The month of March is dedicated nationwide to making people more aware of the dangers of brain injuries. The Brain Injury Association of America says that during Brain Injury Awareness Month, it wants to make sure that everyone understands that "individuals who sustain brain injuries must have timely access to expert trauma care, specialized rehabilitation, lifelong disease management and individualized services and supports in order to live healthy, independent and satisfying lives. "
Thirty-five percent of brain injuries are caused in falls, with another 17 percent caused in car accidents, 16 percent in workplace accidents, 10 percent in assaults and 21 percent sustained in other ways.
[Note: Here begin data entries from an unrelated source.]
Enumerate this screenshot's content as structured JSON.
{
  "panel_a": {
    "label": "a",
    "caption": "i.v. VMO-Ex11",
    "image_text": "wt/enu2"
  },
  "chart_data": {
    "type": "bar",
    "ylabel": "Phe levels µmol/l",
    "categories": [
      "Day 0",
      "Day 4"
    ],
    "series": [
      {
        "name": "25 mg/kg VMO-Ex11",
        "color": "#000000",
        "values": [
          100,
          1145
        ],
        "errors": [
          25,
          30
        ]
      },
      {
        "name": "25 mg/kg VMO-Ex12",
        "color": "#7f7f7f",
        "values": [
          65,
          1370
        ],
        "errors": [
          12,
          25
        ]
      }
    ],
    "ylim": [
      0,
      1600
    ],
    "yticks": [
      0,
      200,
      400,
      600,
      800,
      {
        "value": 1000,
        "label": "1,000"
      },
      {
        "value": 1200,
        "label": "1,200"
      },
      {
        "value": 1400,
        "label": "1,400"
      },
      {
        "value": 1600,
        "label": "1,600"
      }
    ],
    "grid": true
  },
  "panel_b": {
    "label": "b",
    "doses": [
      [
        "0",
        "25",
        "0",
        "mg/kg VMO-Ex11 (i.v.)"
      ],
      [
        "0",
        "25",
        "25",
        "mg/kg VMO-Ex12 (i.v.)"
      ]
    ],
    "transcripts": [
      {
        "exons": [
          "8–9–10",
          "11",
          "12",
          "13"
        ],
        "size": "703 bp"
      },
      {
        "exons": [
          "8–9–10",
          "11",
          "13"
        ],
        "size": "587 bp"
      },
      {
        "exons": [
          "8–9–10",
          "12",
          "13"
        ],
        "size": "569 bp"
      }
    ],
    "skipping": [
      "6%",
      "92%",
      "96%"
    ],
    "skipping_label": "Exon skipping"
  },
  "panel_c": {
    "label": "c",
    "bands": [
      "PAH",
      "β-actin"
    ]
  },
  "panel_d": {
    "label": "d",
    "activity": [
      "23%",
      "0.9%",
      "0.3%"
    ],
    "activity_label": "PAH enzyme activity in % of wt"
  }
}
What is a traumatic brain injury (TBI)? It's a jolt, blow or bump to the head, or penetrating injury, that disrupts normal brain functions.
Over 1.7 million people across the U.S., including nearly half a million children, sustain TBI annual. Over three million people live with lifelong disabilities caused by traumatic brain injuries.
Each year, 275,000 people are hospitalized with TBI and 1,000 people per week die of their brain injuries.
Nearly 1.4 million people a year are treated in hospital emergency rooms for TBI.
The cost to treat TBI is shocking:
- Hospital-based acute rehabilitation is, on average, about $8,000 per day
- Post-acute residential care ranges from $850 to $2,500 per day
- Day treatment programs range from $600 to $1,000 per day, without room and board
It's no wonder why people who have suffered TBI because of someone else's negligence are compelled to turn to the legal system. There's no good reason why the person who suffered the injury at someone else's hands should be forced to bear the financial burden.